Children become anxious and ‘act out ‘when they feel insecure, when they don’t know where the boundaries are or what is acceptable in a particular situation. We may regard them as naughty but they don’t! They are expressing a natural impulse to dominate the space around them as they work out what is possible in the exciting world into which they have emerged.
Just as they must learn (sometimes painfully) the boundaries that gravity imposes on their physical space so they must learn appropriate behavioural boundaries (imposed by parents, teachers, and others) in their social space if they are going to learn social desirability, that is, “… to comply gracefully with the expectations of civil society.” (Including not eating Coco Pops at dinner time).

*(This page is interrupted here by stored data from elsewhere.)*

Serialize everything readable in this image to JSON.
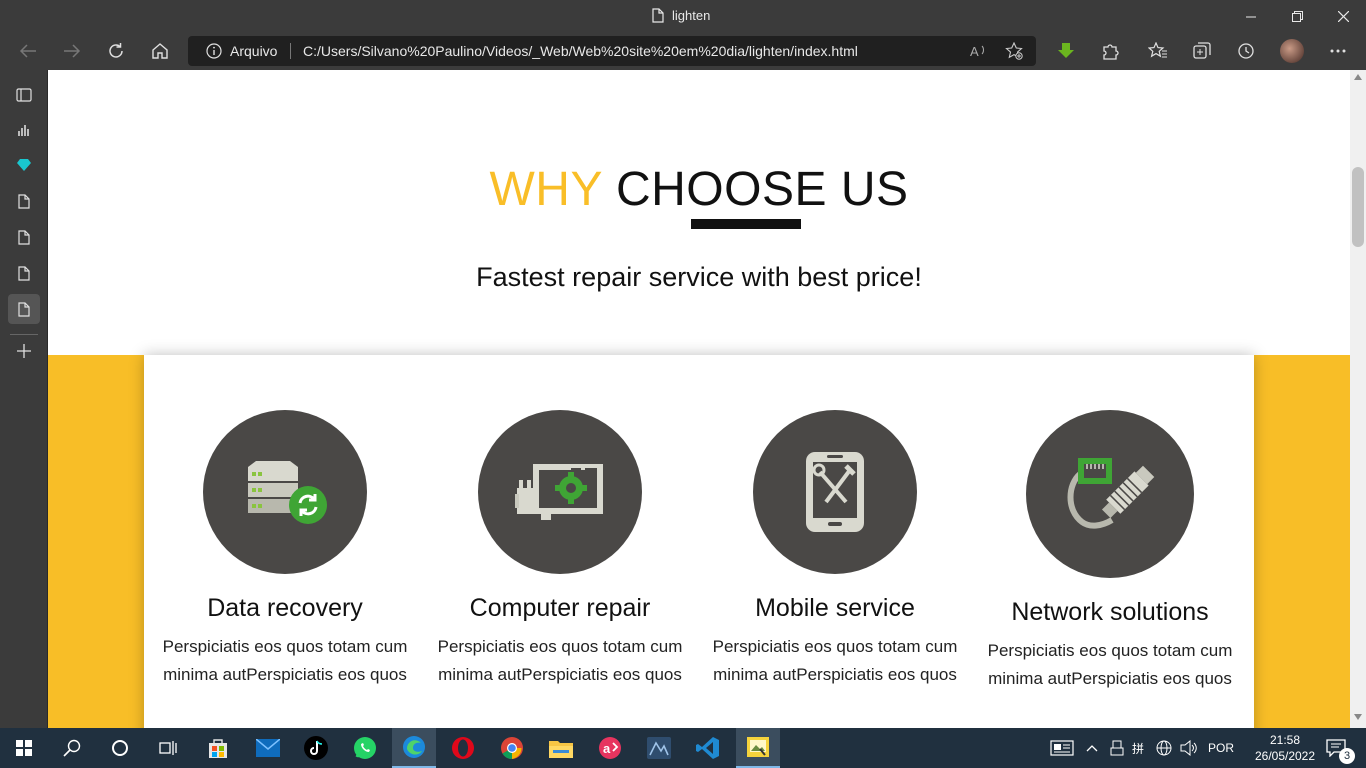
{
  "browser": {
    "tab_title": "lighten",
    "address": {
      "security_label": "Arquivo",
      "url": "C:/Users/Silvano%20Paulino/Videos/_Web/Web%20site%20em%20dia/lighten/index.html"
    }
  },
  "section": {
    "heading_accent": "WHY",
    "heading_rest": "CHOOSE US",
    "subheading": "Fastest repair service with best price!"
  },
  "services": [
    {
      "title": "Data recovery",
      "desc": "Perspiciatis eos quos totam cum minima autPerspiciatis eos quos"
    },
    {
      "title": "Computer repair",
      "desc": "Perspiciatis eos quos totam cum minima autPerspiciatis eos quos"
    },
    {
      "title": "Mobile service",
      "desc": "Perspiciatis eos quos totam cum minima autPerspiciatis eos quos"
    },
    {
      "title": "Network solutions",
      "desc": "Perspiciatis eos quos totam cum minima autPerspiciatis eos quos"
    }
  ],
  "taskbar": {
    "language": "POR",
    "time": "21:58",
    "date": "26/05/2022",
    "notification_count": "3"
  },
  "colors": {
    "accent_yellow": "#f8be27",
    "icon_circle": "#4a4846",
    "green": "#3fa535"
  }
}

Children who are not pleasant or easy to be around are shunned by their peers; even the adults responsible for their care – including their parents – will tend to avoid them. They are just too hard to manage or cope with.
Sustained rejection by others severely compromises a child’s psychosocial development (because a strong social network is integral to mental health) and significantly increases the likelihood of them becoming lonely and socially dysfunctional adults.
Let’s be clear. Wanting children to be ‘socially desirable’ does not mean turning them into little sycophants who ‘suck up’ to people to gain their attention and approval. Nor does it mean that they become robots, simply conforming to the ideas and opinions of whomever they happen to be talking with at the time.
Rather it means to teach them, if necessary with discipline, to interact respectfully with adults and their own peers as well as with strangers so that they can build mutually rewarding relationships. This includes teaching them how to disagree appropriately with others as well as how to stand up for what they believe even if the weight of opinion is against them.
This is why children’s behaviour can be quite different at home than at school for example, which, as noted earlier, can be a feature of PDA. In a situation, school for example, in which social boundaries are clear and enforced with compassionate, reliable discipline kids soon become comfortable and feel secure (in the same way they quickly come to accept rather than resent gravity). Alternatively, in an environment in which boundaries are unclear or randomly applied they become anxious and uncertain: their anxiety is created (i.e. caused) by the failure of adults to provide clear and reasonable behavioural boundaries which, when necessary, are enforced through consistent discipline based on love and respect.
PDA is not a psychosocial disorder and should not be diagnosed or labeled as such. It is one example of the multiple varieties of ‘misbehaviour’ normal kids display as they grow and learns how to navigate their social world. Parents have a primary responsibility to provide clear and reliable behavioural boundaries within which they can feel secure - and learn to socialise successfully with others - as they grow toward adulthood.